Fakta dan Konteks: Pencurian Seni di Kancah Global
Pencurian di Museum Louvre ini bukan kali pertama terjadi dan menyoroti kerentanan institusi budaya besar. Sejarah mencatat beberapa pencurian seni paling terkenal:
Pencurian Mona Lisa (1911): Meskipun akhirnya ditemukan, kasus ini menunjukkan bagaimana karya seni tak ternilai bisa hilang dari museum paling prestisius.
Pencurian di Isabella Stewart Gardner Museum (1990): Ini adalah salah satu pencurian seni terbesar yang belum terpecahkan, di mana 13 karya seni senilai lebih dari 500 juta dollar AS hilang. Kasus ini menunjukkan betapa sulitnya melacak dan memulihkan barang curian berharga.
Data dari Art Loss Register, database seni curian terbesar di dunia, menunjukkan bahwa setiap tahun ribuan kasus pencurian seni dilaporkan, dengan hanya sebagian kecil yang berhasil ditemukan. Mayoritas karya seni yang dicuri seringkali berakhir di pasar gelap internasional yang sangat terorganisir, atau bahkan disimpan secara pribadi oleh kolektor gelap. Kasus Louvre dengan nilai Rp 1,7 triliun menempatkannya di antara pencurian seni terbesar dalam sejarah modern.

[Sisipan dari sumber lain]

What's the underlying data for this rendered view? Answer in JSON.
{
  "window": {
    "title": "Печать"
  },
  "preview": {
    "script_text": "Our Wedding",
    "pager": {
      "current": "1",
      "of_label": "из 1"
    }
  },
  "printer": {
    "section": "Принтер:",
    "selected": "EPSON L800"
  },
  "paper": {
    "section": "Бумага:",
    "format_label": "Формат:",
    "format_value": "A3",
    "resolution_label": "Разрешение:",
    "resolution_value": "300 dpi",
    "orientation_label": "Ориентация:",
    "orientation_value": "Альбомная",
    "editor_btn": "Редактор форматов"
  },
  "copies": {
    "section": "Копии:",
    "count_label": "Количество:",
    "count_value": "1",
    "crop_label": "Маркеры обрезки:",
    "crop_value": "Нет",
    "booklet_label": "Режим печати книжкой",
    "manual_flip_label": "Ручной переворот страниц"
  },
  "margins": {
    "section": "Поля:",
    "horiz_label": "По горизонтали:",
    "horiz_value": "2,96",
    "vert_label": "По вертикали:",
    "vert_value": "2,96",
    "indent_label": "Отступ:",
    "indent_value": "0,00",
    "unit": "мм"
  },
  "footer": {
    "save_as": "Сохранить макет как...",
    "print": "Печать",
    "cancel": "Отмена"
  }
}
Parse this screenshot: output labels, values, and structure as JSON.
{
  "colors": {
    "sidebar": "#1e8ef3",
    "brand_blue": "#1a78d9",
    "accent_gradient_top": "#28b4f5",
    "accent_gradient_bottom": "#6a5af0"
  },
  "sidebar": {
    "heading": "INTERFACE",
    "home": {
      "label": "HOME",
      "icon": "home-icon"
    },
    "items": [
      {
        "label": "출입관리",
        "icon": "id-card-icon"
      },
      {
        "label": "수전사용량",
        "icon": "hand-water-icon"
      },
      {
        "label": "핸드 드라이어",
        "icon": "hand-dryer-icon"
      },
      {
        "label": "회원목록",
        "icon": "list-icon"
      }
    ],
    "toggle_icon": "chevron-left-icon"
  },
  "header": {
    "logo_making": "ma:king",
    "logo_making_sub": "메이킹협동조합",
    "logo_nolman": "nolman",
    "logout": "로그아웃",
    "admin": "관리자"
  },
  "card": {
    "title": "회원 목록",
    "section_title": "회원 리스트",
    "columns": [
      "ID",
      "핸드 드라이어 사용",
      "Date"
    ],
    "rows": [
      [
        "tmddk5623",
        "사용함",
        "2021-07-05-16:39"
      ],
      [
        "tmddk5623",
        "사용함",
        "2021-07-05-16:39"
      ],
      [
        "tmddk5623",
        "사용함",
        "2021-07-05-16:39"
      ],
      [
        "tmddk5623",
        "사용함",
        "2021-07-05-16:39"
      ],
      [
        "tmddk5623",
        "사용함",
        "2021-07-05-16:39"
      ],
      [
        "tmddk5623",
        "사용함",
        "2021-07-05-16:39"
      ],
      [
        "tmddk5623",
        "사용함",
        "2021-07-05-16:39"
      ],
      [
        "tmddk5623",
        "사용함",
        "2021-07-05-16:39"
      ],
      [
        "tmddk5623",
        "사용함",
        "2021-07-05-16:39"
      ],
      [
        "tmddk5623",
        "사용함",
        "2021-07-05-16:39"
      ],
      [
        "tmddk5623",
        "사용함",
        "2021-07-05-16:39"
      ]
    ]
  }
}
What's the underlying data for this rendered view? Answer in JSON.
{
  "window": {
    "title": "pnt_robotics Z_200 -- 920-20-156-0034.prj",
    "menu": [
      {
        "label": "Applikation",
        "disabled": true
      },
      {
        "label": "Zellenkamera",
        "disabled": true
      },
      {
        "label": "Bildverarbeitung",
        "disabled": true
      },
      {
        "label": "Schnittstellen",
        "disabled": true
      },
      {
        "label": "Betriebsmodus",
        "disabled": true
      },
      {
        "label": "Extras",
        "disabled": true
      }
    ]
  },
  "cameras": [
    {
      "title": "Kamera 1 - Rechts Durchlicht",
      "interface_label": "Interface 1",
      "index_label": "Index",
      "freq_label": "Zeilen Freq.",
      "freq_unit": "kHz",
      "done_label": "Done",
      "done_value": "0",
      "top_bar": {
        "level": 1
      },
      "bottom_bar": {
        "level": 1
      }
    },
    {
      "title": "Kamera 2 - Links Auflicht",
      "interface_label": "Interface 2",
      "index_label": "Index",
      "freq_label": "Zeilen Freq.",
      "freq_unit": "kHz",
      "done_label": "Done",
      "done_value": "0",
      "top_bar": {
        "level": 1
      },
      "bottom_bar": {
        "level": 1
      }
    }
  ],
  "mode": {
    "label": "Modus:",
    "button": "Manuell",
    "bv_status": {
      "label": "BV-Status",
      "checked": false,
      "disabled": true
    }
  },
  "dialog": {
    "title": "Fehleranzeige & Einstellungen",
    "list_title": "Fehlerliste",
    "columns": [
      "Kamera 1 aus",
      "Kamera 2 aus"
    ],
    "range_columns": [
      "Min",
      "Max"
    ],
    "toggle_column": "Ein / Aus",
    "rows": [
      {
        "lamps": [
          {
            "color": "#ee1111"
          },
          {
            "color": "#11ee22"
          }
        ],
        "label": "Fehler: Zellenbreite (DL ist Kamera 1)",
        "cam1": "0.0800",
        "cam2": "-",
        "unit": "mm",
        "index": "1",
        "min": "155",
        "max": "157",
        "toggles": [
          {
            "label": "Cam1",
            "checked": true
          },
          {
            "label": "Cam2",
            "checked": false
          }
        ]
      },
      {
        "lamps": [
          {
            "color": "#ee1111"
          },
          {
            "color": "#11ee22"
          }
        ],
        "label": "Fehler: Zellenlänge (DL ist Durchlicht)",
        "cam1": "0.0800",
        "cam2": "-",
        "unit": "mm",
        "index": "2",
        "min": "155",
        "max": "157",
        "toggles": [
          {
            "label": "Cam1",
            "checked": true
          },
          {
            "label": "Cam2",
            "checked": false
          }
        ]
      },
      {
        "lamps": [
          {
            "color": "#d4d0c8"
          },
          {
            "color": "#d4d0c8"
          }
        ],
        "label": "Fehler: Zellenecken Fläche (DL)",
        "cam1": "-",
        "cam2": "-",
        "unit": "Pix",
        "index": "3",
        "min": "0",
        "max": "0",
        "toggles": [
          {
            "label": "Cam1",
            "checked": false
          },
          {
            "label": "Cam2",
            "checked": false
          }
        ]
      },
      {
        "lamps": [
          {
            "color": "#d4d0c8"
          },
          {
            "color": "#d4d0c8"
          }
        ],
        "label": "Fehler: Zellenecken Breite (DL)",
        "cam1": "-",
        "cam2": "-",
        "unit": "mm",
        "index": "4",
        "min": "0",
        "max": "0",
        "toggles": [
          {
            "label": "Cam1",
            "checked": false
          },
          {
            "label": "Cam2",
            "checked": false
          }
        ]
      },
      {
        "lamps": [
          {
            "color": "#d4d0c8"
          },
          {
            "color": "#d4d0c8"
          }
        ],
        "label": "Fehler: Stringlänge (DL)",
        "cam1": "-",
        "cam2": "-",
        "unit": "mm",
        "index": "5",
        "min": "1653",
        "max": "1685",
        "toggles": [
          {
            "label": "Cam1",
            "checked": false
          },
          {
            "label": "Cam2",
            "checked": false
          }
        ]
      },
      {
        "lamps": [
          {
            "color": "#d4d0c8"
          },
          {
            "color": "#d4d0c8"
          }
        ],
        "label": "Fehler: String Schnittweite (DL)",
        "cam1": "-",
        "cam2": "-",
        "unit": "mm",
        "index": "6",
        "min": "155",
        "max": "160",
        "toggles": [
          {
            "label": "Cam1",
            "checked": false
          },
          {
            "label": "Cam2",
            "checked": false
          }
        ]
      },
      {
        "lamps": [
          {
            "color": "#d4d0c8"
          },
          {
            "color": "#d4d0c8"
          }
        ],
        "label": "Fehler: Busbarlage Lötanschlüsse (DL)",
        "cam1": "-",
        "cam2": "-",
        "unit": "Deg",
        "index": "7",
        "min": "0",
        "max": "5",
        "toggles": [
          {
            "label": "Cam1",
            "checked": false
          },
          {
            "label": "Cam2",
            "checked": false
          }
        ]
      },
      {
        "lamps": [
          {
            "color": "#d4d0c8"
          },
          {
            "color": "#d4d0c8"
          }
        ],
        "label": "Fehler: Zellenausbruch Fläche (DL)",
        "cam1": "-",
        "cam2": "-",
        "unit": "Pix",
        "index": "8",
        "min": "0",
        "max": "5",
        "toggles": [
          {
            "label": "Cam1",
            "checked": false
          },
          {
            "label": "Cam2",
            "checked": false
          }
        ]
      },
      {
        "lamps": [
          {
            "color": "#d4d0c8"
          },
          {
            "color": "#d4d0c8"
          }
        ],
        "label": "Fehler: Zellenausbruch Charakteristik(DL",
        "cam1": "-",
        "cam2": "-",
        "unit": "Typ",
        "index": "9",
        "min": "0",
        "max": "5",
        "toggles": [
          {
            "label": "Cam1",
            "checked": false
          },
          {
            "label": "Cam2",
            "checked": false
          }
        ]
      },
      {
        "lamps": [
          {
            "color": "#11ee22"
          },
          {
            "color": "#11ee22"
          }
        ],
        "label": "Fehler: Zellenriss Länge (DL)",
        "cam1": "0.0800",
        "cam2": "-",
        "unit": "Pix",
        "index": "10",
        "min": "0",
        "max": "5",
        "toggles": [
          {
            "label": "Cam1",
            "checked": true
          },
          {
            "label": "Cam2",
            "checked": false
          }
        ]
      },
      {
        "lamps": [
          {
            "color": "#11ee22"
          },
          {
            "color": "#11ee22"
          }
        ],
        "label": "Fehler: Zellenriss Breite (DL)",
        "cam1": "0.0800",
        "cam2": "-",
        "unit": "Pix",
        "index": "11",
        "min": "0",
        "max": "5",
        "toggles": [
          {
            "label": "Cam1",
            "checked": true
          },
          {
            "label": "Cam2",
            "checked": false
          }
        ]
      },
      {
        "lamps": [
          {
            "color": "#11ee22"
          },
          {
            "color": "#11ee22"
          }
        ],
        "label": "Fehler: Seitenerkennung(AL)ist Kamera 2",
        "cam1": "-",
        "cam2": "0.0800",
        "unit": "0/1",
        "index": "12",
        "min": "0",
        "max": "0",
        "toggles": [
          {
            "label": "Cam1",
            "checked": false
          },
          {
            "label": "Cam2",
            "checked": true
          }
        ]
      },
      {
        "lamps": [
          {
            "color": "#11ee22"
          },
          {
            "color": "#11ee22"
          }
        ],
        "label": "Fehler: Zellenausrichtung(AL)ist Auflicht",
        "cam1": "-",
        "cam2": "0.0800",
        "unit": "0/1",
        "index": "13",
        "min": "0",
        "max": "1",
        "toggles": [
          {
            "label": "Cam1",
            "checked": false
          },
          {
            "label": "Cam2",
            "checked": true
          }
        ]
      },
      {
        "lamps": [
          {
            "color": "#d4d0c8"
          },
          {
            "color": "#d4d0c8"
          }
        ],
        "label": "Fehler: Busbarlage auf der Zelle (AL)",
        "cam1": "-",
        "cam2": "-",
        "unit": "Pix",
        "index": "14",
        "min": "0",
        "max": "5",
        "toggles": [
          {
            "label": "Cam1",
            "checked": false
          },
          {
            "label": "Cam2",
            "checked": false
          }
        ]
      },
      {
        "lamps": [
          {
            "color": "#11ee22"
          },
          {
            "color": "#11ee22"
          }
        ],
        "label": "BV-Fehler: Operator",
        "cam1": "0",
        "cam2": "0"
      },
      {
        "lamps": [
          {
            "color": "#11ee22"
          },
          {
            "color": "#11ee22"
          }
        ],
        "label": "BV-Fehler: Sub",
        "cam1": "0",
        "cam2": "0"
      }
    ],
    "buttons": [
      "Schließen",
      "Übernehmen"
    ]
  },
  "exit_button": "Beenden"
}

Penyelidikan atas pencurian Louvre masih jauh dari usai. Dengan satu tersangka dibebaskan dan perhiasan yang masih raib, tekanan terhadap pihak berwenang untuk mengungkap kebenaran di balik kejahatan berani ini semakin meningkat. Keamanan museum global kini kembali dipertanyakan.